Friday, January 16, 2009

Pilots are Amazing

Of course you've all read about Chesley B. Sullenberger III, the U.S. Airways pilot who brought his damaged plane to a landing on the Hudson river, waited while all the passengers and crew were evacuated, and then walked up and down the plane twice to make sure everyone was out. Incredibly, it appears that everyone was rescued and no one was seriously injured in this emergency landing.

But did you know that pilots have been pulling off amazing feats such as this one since before airplanes even existed? In Life on the Mississippi, Mark Twain relates his own experiences becoming a Mississippi riverboat pilot. Much of the book is devoted to the incredible knowledge that such pilots had to have -- they had to memorize the entire river, which had no lights, buoys, or other navigational aids in those days. But the following notable passage speaks to the courage and honor that pilots displayed when their boats were in distress:

"One of the pilots whom I had known when I was on the river had died a very honorable death.
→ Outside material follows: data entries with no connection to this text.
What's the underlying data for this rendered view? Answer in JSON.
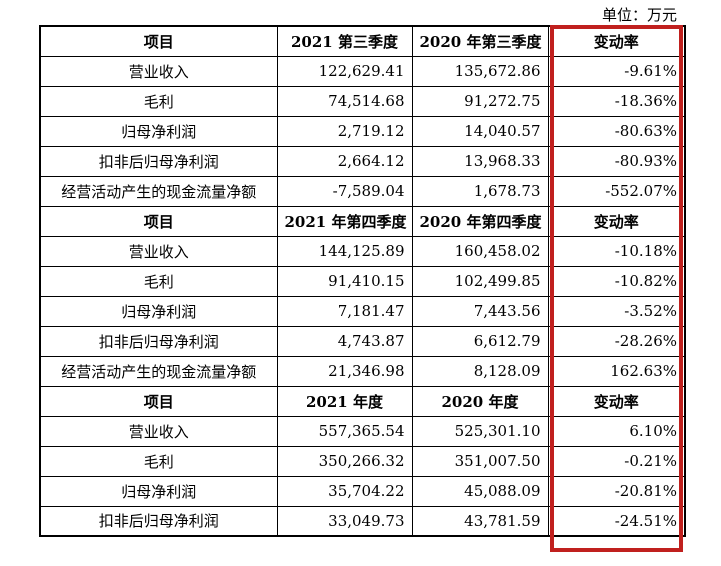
{
  "unit_label": "单位：万元",
  "highlight_color": "#c0201e",
  "sections": [
    {
      "header": [
        "项目",
        "2021 第三季度",
        "2020 年第三季度",
        "变动率"
      ],
      "rows": [
        [
          "营业收入",
          "122,629.41",
          "135,672.86",
          "-9.61%"
        ],
        [
          "毛利",
          "74,514.68",
          "91,272.75",
          "-18.36%"
        ],
        [
          "归母净利润",
          "2,719.12",
          "14,040.57",
          "-80.63%"
        ],
        [
          "扣非后归母净利润",
          "2,664.12",
          "13,968.33",
          "-80.93%"
        ],
        [
          "经营活动产生的现金流量净额",
          "-7,589.04",
          "1,678.73",
          "-552.07%"
        ]
      ]
    },
    {
      "header": [
        "项目",
        "2021 年第四季度",
        "2020 年第四季度",
        "变动率"
      ],
      "rows": [
        [
          "营业收入",
          "144,125.89",
          "160,458.02",
          "-10.18%"
        ],
        [
          "毛利",
          "91,410.15",
          "102,499.85",
          "-10.82%"
        ],
        [
          "归母净利润",
          "7,181.47",
          "7,443.56",
          "-3.52%"
        ],
        [
          "扣非后归母净利润",
          "4,743.87",
          "6,612.79",
          "-28.26%"
        ],
        [
          "经营活动产生的现金流量净额",
          "21,346.98",
          "8,128.09",
          "162.63%"
        ]
      ]
    },
    {
      "header": [
        "项目",
        "2021 年度",
        "2020 年度",
        "变动率"
      ],
      "rows": [
        [
          "营业收入",
          "557,365.54",
          "525,301.10",
          "6.10%"
        ],
        [
          "毛利",
          "350,266.32",
          "351,007.50",
          "-0.21%"
        ],
        [
          "归母净利润",
          "35,704.22",
          "45,088.09",
          "-20.81%"
        ],
        [
          "扣非后归母净利润",
          "33,049.73",
          "43,781.59",
          "-24.51%"
        ]
      ]
    }
  ]
}
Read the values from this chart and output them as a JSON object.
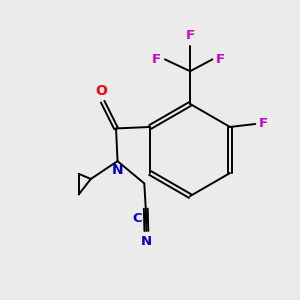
{
  "background_color": "#ebebeb",
  "bond_color": "#000000",
  "atom_colors": {
    "O": "#ff0000",
    "N": "#0000cc",
    "F": "#cc00cc",
    "C_label": "#0000cc"
  },
  "figsize": [
    3.0,
    3.0
  ],
  "dpi": 100
}
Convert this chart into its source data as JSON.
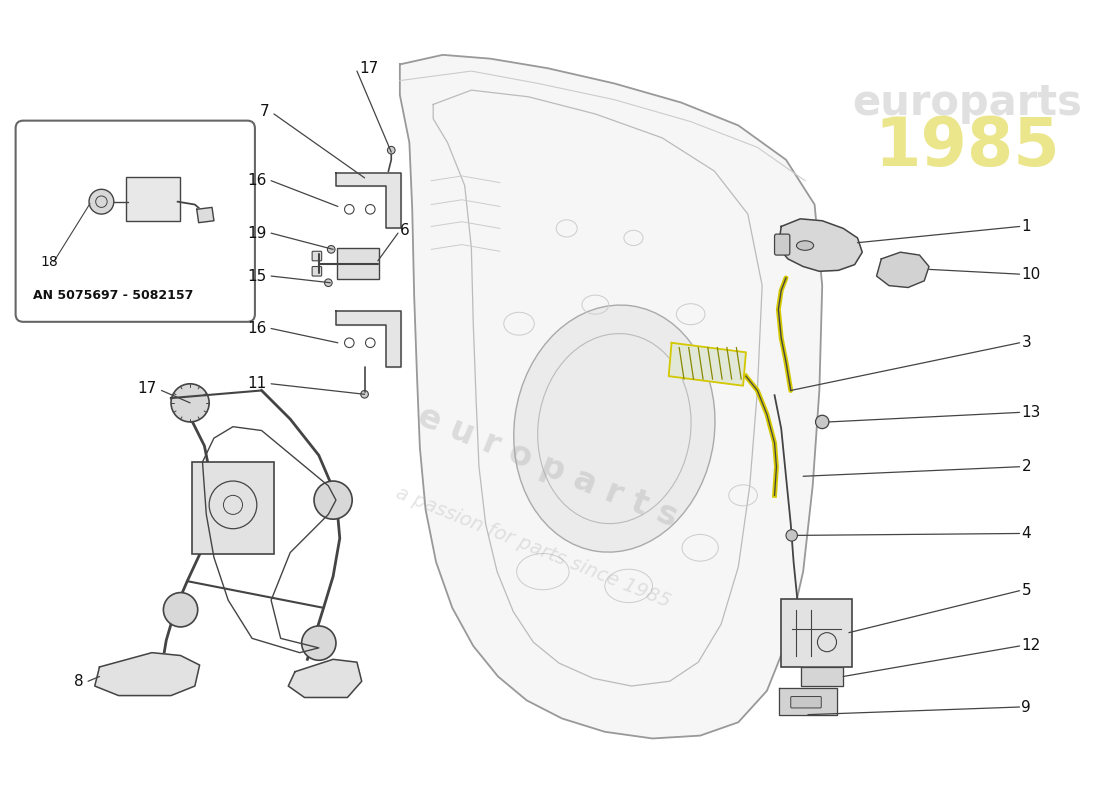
{
  "background_color": "#ffffff",
  "fig_width": 11.0,
  "fig_height": 8.0,
  "an_text": "AN 5075697 - 5082157",
  "watermark1": "e u r o p a r t s",
  "watermark2": "a passion for parts since 1985",
  "logo_text": "1985",
  "logo_sub": "europarts",
  "line_color": "#444444",
  "label_color": "#111111",
  "door_fill": "#f0f0f0",
  "door_edge": "#888888",
  "part_fill": "#e0e0e0",
  "part_edge": "#555555",
  "yellow": "#d4c800",
  "box_edge": "#555555",
  "box_fill": "#ffffff",
  "wm_color": "#cccccc",
  "logo_color": "#d4c800"
}
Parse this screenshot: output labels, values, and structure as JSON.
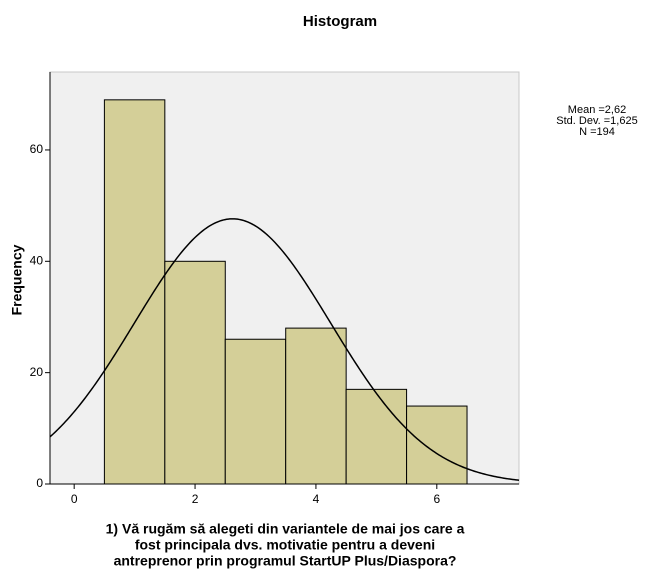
{
  "chart_data": {
    "type": "histogram",
    "title": "Histogram",
    "xlabel": [
      "1) Vă rugăm să alegeti din variantele de mai jos care a",
      "fost principala dvs. motivatie pentru a deveni",
      "antreprenor prin programul StartUP Plus/Diaspora?"
    ],
    "ylabel": "Frequency",
    "bins": [
      0.5,
      1.5,
      2.5,
      3.5,
      4.5,
      5.5,
      6.5
    ],
    "values": [
      69,
      40,
      26,
      28,
      17,
      14
    ],
    "color": "#d4cf98",
    "xlim": [
      -0.4,
      7.36
    ],
    "ylim": [
      0,
      74
    ],
    "xticks": [
      0,
      2,
      4,
      6
    ],
    "yticks": [
      0,
      20,
      40,
      60
    ],
    "normal_curve": {
      "mean": 2.62,
      "sd": 1.625,
      "n": 194
    },
    "stats_labels": [
      "Mean =2,62",
      "Std. Dev. =1,625",
      "N =194"
    ]
  }
}
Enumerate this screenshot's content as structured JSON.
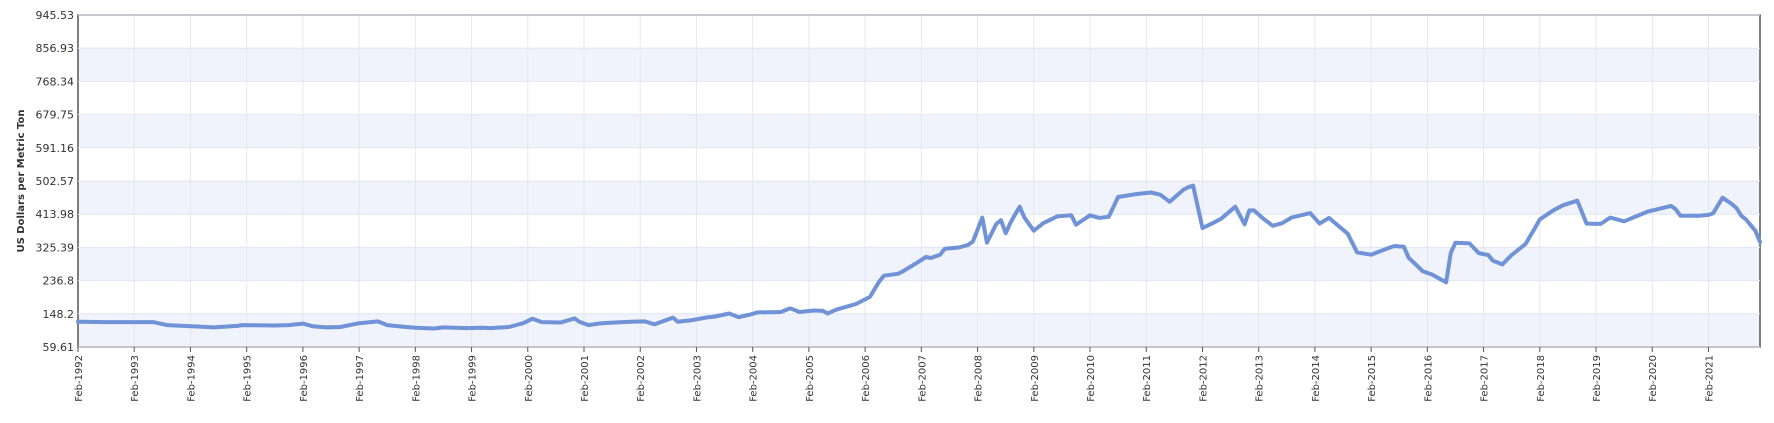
{
  "chart_data": {
    "type": "line",
    "title": "",
    "xlabel": "",
    "ylabel": "US Dollars per Metric Ton",
    "ylim": [
      59.61,
      945.53
    ],
    "y_ticks": [
      "59.61",
      "148.2",
      "236.8",
      "325.39",
      "413.98",
      "502.57",
      "591.16",
      "679.75",
      "768.34",
      "856.93",
      "945.53"
    ],
    "x_tick_labels": [
      "Feb-1992",
      "Feb-1993",
      "Feb-1994",
      "Feb-1995",
      "Feb-1996",
      "Feb-1997",
      "Feb-1998",
      "Feb-1999",
      "Feb-2000",
      "Feb-2001",
      "Feb-2002",
      "Feb-2003",
      "Feb-2004",
      "Feb-2005",
      "Feb-2006",
      "Feb-2007",
      "Feb-2008",
      "Feb-2009",
      "Feb-2010",
      "Feb-2011",
      "Feb-2012",
      "Feb-2013",
      "Feb-2014",
      "Feb-2015",
      "Feb-2016",
      "Feb-2017",
      "Feb-2018",
      "Feb-2019",
      "Feb-2020",
      "Feb-2021"
    ],
    "x_range": [
      "Feb-1992",
      "Jan-2022"
    ],
    "grid": true,
    "legend": "none",
    "line_color": "#7092d6",
    "band_color": "#f0f3fb",
    "series": [
      {
        "x": [
          "Feb-1992",
          "Aug-1992",
          "Dec-1992",
          "Jun-1993",
          "Sep-1993",
          "Apr-1994",
          "Jul-1994",
          "Dec-1994",
          "Jan-1995",
          "Aug-1995",
          "Nov-1995",
          "Feb-1996",
          "Apr-1996",
          "Jul-1996",
          "Oct-1996",
          "Feb-1997",
          "Jun-1997",
          "Aug-1997",
          "Dec-1997",
          "Feb-1998",
          "Jun-1998",
          "Aug-1998",
          "Jan-1999",
          "Apr-1999",
          "Jun-1999",
          "Oct-1999",
          "Jan-2000",
          "Mar-2000",
          "May-2000",
          "Sep-2000",
          "Dec-2000",
          "Jan-2001",
          "Mar-2001",
          "May-2001",
          "Jul-2001",
          "Dec-2001",
          "Mar-2002",
          "May-2002",
          "Sep-2002",
          "Oct-2002",
          "Jan-2003",
          "Apr-2003",
          "Jun-2003",
          "Sep-2003",
          "Nov-2003",
          "Feb-2004",
          "Mar-2004",
          "Aug-2004",
          "Oct-2004",
          "Nov-2004",
          "Dec-2004",
          "Mar-2005",
          "May-2005",
          "Jun-2005",
          "Aug-2005",
          "Dec-2005",
          "Mar-2006",
          "May-2006",
          "Jun-2006",
          "Sep-2006",
          "Oct-2006",
          "Jan-2007",
          "Mar-2007",
          "Apr-2007",
          "Jun-2007",
          "Jul-2007",
          "Oct-2007",
          "Dec-2007",
          "Jan-2008",
          "Mar-2008",
          "Apr-2008",
          "Jun-2008",
          "Jul-2008",
          "Aug-2008",
          "Sep-2008",
          "Oct-2008",
          "Nov-2008",
          "Dec-2008",
          "Feb-2009",
          "Apr-2009",
          "Jul-2009",
          "Oct-2009",
          "Nov-2009",
          "Feb-2010",
          "Apr-2010",
          "Jun-2010",
          "Aug-2010",
          "Dec-2010",
          "Mar-2011",
          "May-2011",
          "Jul-2011",
          "Oct-2011",
          "Nov-2011",
          "Dec-2011",
          "Feb-2012",
          "Apr-2012",
          "Jun-2012",
          "Sep-2012",
          "Nov-2012",
          "Dec-2012",
          "Jan-2013",
          "Mar-2013",
          "May-2013",
          "Jul-2013",
          "Sep-2013",
          "Jan-2014",
          "Mar-2014",
          "May-2014",
          "Sep-2014",
          "Nov-2014",
          "Feb-2015",
          "Jun-2015",
          "Jul-2015",
          "Sep-2015",
          "Oct-2015",
          "Jan-2016",
          "Mar-2016",
          "Jun-2016",
          "Jul-2016",
          "Aug-2016",
          "Nov-2016",
          "Jan-2017",
          "Mar-2017",
          "Apr-2017",
          "Jun-2017",
          "Aug-2017",
          "Nov-2017",
          "Jan-2018",
          "Feb-2018",
          "May-2018",
          "Jul-2018",
          "Oct-2018",
          "Dec-2018",
          "Mar-2019",
          "May-2019",
          "Aug-2019",
          "Jan-2020",
          "Jun-2020",
          "Jul-2020",
          "Aug-2020",
          "Dec-2020",
          "Feb-2021",
          "Mar-2021",
          "May-2021",
          "Jul-2021",
          "Aug-2021",
          "Sep-2021",
          "Oct-2021",
          "Dec-2021",
          "Jan-2022"
        ],
        "values": [
          127,
          126,
          126,
          126,
          118,
          114,
          112,
          116,
          118,
          117,
          118,
          122,
          115,
          112,
          113,
          123,
          128,
          118,
          113,
          111,
          109,
          112,
          110,
          111,
          110,
          113,
          123,
          135,
          126,
          125,
          136,
          127,
          118,
          122,
          124,
          127,
          128,
          120,
          138,
          127,
          131,
          138,
          141,
          149,
          139,
          148,
          152,
          153,
          163,
          158,
          153,
          157,
          156,
          149,
          160,
          174,
          193,
          234,
          250,
          255,
          261,
          284,
          300,
          297,
          306,
          322,
          325,
          332,
          341,
          405,
          338,
          388,
          398,
          363,
          391,
          413,
          434,
          405,
          370,
          390,
          408,
          411,
          386,
          411,
          404,
          407,
          460,
          468,
          472,
          466,
          447,
          480,
          486,
          490,
          377,
          389,
          402,
          434,
          387,
          424,
          424,
          402,
          383,
          390,
          405,
          417,
          389,
          404,
          362,
          312,
          306,
          325,
          329,
          327,
          298,
          262,
          253,
          232,
          311,
          338,
          336,
          310,
          305,
          290,
          280,
          305,
          335,
          378,
          400,
          425,
          438,
          450,
          389,
          388,
          405,
          395,
          421,
          436,
          427,
          410,
          410,
          412,
          416,
          458,
          441,
          430,
          410,
          400,
          370,
          340
        ]
      }
    ]
  }
}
His boat caught fire, and he remained at the wheel until he got her safe to land. Then he went out over the breast-board with his clothing in flames, and was the last person to get ashore. He died from his injuries in the course of two or three hours, and his was the only life lost.

The history of Mississippi piloting affords six or seven instances of this sort of martyrdom, and half a hundred instances of escapes from a like fate which came within a second or two of being fatally too late; but there is no instance of a pilot deserting his post to save his life while by remaining and sacrificing it he might secure other lives from destruction. It is well worth while to set down this noble fact, and well worth while to put it in italics, too.

The 'cub' pilot is early admonished to despise all perils connected with a pilot's calling, and to prefer any sort of death to the deep dishonor of deserting his post while there is any possibility of his being useful in it. And so effectively are these admonitions inculcated, that even young and but half-tried pilots can be depended upon to stick to the wheel, and die there when occasion requires. In a Memphis graveyard is buried a young fellow who perished at the wheel a great many years ago, in White River, to save the lives of other men. He said to the captain that if the fire would give him time to reach a sand bar, some distance away, all could be saved, but that to land against the bluff bank of the river would be to insure the loss of many lives. He reached the bar and grounded the boat in shallow water; but by that time the flames had closed around him, and in escaping through them he was fatally burned. He had been urged to fly sooner, but had replied as became a pilot to reply--

'I will not go. If I go, nobody will be saved; if I stay, no one will be lost but me. I will stay.'

There were two hundred persons on board, and no life was lost but the pilot's."

Hats off to Captain Sullenberger, and to all pilots who get us safely to our destinations and who keep their heads in emergencies.